32 nuances de pastel

Le Petit Palais de Paris, en ne puisant que dans son fonds, a récemment donné un aperçu de la richesse du pastel et de ses expressions. La Fondation de l’Hermitage à Lausanne reprend le discours (du 2 février au 21 mai) en se fondant sur des apports de collections privées et de musées riches en la matière (Kunstmuseum Winterthur, musée Jenisch, musées de Genève, etc.) Cette matière ductile permet aussi bien d’étonnantes symphonies monochromes de gris et de noir (Armand Guillaumin) que des explosions multicolores (Augusto Giacometti).
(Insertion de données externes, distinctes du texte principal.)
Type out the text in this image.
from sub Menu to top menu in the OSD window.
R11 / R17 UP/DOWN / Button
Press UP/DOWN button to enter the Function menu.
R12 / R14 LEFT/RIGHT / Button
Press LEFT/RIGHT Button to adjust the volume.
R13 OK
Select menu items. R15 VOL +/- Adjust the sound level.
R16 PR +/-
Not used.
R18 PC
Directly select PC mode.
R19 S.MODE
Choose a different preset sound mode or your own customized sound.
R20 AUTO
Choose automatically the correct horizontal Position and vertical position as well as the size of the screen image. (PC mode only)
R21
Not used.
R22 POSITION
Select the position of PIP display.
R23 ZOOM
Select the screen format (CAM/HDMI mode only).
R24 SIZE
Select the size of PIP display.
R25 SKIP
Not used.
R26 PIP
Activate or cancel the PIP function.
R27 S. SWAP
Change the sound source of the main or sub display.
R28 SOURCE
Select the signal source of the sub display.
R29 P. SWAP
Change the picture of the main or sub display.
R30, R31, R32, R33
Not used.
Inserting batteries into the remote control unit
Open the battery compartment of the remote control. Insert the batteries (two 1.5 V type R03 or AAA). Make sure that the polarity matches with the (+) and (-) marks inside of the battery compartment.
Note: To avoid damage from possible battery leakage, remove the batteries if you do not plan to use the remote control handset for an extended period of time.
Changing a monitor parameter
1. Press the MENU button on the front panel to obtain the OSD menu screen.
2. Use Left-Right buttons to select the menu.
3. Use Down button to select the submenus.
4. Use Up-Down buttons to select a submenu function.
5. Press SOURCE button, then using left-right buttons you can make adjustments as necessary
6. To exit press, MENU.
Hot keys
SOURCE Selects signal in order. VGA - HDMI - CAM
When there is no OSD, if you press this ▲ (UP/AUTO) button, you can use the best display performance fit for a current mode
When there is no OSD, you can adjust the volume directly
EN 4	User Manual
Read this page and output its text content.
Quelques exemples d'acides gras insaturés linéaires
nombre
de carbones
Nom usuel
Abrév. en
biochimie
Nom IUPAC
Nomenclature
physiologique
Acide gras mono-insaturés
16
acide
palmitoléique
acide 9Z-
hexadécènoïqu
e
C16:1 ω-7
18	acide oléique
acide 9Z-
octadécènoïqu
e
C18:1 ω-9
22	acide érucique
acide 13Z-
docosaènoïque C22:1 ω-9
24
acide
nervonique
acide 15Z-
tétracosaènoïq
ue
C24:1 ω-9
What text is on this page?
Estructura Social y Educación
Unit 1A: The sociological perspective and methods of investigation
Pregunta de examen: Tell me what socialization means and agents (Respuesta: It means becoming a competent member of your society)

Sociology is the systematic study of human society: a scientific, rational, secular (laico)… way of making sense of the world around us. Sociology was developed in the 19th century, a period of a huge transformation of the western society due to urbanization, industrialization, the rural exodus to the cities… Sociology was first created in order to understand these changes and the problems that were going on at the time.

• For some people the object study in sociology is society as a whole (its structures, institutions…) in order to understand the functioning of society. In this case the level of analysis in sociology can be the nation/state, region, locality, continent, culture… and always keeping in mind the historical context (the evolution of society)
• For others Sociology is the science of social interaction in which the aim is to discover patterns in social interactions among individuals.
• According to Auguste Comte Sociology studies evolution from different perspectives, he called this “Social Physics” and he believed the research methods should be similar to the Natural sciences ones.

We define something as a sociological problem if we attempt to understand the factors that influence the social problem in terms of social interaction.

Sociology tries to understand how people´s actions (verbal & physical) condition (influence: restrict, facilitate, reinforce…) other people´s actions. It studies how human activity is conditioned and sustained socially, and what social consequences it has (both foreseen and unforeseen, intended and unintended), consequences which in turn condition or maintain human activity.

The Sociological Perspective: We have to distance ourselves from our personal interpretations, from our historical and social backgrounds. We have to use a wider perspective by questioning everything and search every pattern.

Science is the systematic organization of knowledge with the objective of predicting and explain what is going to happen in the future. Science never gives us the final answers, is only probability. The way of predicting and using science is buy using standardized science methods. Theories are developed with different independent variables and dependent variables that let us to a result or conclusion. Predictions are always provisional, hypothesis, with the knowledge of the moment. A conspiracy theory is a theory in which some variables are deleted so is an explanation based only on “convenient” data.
Les plus spécialistes sont réunis dans ce catalogue, de Rosalba Carriera à Sam Szafran, en passant par l’incontournable Degas. Dispensant des découvertes comme celle de Firmin Baes, avec sa Jeune Fille au chou, l’ouvrage ne fait pas l’impasse sur l’art contemporain qui continue, à la marge, d’utiliser ce médium ancien, par exemple Sean Scully ou Nicolas Party…
Pastels du 16e au 21e siècle, sous la direction de Sylvie Wuhrmann et Aurélie Couvreur, La Bibliothèque des Arts/Fondation de l’Hermitage, 2018, 224 p., 49 €.